Thermocouple tip contamination with other metals has no effect

There is the claim that contaminating the tip of a thermocouple with other metals will lead to a wrong reading. It is for example claimed that solder touching the tip will not allow you to read an accurate solder iron temperature. 

This is not the case, other metals at the thermocouple tip do not impact the measurement. The reason for this is that the Seebeck effect is an electrical potential that is occurring along a temperature gradient in a wire. That means between a hot end and a cold end of a wire. You need two different material with different gradients to be able to measure this gradient in form of a very small voltage signal. The metal at the tip does not impact this, because it is all at the same temperature, there is no temperature gradient and therefore no error.
The only purpose of the weld at the tip of a thermocouple is to make a durable electrical connection between the two wires. The connection can also be made by simply twisting the wires. In other cases the two wires are welded to a metal object, which then makes the electrical connection.

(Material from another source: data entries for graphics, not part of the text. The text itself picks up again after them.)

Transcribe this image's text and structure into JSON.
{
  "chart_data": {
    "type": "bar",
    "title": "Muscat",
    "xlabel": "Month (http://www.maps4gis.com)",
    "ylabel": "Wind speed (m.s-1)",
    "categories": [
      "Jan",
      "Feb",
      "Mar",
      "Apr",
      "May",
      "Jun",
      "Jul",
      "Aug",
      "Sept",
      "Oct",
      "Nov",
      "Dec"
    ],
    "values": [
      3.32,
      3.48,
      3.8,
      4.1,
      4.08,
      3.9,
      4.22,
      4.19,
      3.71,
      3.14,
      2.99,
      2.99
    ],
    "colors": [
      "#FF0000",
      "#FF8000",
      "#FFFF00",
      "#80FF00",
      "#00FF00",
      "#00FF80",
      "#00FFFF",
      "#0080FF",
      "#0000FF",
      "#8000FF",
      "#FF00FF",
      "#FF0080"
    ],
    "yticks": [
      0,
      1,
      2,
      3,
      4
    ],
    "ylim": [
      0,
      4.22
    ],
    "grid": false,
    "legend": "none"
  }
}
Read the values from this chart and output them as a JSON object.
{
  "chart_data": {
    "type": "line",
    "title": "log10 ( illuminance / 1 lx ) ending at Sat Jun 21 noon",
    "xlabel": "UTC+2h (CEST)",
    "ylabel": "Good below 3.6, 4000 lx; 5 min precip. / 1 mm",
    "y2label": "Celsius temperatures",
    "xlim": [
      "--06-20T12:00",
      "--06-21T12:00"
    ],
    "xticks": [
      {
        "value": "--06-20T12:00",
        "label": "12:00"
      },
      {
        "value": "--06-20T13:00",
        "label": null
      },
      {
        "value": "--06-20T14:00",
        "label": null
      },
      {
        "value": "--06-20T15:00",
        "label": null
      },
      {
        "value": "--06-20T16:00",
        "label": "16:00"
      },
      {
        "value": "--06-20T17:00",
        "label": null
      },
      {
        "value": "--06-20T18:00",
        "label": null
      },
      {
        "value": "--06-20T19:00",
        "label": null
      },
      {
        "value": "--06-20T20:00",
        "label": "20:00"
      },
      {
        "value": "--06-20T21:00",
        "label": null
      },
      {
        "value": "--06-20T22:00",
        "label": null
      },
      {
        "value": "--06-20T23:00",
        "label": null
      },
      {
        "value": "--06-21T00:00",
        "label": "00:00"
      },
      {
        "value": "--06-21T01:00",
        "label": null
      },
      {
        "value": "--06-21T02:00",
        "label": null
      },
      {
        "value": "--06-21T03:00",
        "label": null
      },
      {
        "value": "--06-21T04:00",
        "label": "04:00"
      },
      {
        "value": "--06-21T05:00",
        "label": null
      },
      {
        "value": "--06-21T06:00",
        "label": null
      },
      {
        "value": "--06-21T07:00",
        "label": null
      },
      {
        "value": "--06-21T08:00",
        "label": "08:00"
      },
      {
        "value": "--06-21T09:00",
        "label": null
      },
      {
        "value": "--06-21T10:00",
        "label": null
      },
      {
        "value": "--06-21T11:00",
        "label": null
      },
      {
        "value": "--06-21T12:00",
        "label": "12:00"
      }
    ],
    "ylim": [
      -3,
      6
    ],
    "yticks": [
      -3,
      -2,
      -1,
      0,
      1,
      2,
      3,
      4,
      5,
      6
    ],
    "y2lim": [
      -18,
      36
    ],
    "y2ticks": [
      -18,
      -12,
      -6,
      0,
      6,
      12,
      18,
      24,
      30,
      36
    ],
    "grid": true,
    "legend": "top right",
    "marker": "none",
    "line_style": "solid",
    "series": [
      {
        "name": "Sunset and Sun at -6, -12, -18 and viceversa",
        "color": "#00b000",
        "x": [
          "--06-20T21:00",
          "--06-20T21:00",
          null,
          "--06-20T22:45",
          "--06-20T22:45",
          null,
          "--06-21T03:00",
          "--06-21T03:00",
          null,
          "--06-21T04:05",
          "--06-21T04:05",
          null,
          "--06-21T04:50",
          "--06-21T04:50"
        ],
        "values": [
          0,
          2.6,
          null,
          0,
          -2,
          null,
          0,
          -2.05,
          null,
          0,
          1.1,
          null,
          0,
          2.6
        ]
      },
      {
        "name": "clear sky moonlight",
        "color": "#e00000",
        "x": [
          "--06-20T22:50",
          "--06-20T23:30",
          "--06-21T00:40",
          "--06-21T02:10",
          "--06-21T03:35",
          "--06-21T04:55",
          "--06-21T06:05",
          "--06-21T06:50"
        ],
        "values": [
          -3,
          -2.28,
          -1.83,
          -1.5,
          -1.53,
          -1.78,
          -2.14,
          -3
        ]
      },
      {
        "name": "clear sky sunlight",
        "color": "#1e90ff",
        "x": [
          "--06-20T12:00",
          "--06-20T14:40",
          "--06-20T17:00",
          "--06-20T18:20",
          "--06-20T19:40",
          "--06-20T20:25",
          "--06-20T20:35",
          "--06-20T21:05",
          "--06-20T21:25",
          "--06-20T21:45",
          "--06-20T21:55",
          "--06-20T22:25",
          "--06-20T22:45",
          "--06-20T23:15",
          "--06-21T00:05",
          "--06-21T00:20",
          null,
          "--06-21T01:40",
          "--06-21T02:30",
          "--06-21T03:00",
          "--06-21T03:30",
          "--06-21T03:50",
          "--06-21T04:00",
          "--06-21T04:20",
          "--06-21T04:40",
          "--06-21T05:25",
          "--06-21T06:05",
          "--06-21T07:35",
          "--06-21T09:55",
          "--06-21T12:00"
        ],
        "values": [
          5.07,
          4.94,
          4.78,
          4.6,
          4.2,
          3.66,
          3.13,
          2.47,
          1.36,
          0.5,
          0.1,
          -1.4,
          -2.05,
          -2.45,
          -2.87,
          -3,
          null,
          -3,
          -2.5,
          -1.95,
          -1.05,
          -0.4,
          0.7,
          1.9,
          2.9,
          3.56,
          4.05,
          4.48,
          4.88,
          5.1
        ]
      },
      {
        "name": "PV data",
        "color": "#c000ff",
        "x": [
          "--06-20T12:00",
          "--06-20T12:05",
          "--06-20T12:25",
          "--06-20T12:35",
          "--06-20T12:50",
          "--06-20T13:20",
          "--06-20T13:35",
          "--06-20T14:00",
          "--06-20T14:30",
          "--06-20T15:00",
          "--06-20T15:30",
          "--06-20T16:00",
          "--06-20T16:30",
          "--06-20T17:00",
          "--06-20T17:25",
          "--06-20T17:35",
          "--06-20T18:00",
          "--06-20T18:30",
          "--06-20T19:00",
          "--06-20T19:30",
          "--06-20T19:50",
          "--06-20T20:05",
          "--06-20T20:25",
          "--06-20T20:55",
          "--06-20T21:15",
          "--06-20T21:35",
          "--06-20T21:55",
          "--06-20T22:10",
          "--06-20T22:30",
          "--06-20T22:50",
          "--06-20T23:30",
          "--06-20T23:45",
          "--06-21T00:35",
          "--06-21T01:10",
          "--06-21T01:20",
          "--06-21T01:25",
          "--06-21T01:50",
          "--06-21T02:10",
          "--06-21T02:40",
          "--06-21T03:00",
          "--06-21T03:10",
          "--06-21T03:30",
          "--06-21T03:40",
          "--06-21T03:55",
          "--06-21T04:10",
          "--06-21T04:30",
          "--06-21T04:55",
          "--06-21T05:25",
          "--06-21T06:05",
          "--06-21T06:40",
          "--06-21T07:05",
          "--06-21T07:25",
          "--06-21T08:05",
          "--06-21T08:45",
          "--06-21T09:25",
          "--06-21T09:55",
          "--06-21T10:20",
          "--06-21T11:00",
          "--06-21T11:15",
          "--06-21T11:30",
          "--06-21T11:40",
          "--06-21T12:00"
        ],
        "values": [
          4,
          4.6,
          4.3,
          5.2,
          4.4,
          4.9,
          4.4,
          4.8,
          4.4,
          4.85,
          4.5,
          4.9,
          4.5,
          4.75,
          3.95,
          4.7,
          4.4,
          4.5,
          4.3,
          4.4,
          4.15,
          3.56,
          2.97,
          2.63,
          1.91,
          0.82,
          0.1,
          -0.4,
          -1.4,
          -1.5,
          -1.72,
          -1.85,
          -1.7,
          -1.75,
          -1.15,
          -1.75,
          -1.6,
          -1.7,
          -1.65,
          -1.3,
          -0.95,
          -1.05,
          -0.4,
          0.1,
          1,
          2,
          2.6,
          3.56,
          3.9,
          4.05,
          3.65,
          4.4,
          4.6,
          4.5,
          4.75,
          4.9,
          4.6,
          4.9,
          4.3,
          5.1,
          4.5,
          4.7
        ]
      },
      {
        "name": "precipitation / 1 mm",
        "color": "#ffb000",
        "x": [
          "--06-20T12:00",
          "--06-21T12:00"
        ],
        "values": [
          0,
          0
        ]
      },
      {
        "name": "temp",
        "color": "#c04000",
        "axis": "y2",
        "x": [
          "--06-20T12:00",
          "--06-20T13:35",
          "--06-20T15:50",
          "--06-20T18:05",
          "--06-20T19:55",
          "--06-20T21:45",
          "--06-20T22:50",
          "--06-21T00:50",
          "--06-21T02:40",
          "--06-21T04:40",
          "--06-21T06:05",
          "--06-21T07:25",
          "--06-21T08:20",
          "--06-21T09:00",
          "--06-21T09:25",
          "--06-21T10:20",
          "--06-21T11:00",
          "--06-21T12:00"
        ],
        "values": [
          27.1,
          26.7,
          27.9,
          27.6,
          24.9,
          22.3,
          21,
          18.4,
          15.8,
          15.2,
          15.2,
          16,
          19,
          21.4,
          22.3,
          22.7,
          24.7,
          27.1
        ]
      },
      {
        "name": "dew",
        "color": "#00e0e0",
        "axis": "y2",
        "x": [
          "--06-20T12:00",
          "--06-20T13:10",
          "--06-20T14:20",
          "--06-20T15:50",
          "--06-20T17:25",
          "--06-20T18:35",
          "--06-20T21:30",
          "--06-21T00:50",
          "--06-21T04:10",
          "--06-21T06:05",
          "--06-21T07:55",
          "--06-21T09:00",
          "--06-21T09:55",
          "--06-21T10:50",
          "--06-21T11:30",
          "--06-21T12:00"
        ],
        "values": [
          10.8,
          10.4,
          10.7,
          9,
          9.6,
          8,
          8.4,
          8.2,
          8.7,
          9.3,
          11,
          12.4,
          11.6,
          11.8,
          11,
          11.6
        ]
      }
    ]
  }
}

I will demonstrate this with a little experiment.

First I took a 2 ft thermocouple with Teflon PFA insulation, a Fluke calibration block set to 250 C and a NIST traceable K-type thermometer.

In the first step took the simple thermocouple, inserted it in the calibration block, gave it about 5 min to stabilize and read the temperature. I am showing the thermocouple tip and the measurement results. The reading of 251.1 degrees is right within the "special limits of error" or the "select grade" for Type K thermocouples, which is +/-1.1 degree C (standard error is +/- 2.2 C).

In a second step I wrapped the tip with copper wire and repeated the measurement

In step 3 I covered the tip with some leaded solder and repeated the measurement

As you can see, I got Identical readings in all 3 measurements, the differences in the decimal point are negligible fluctuations in the temperature and the reading.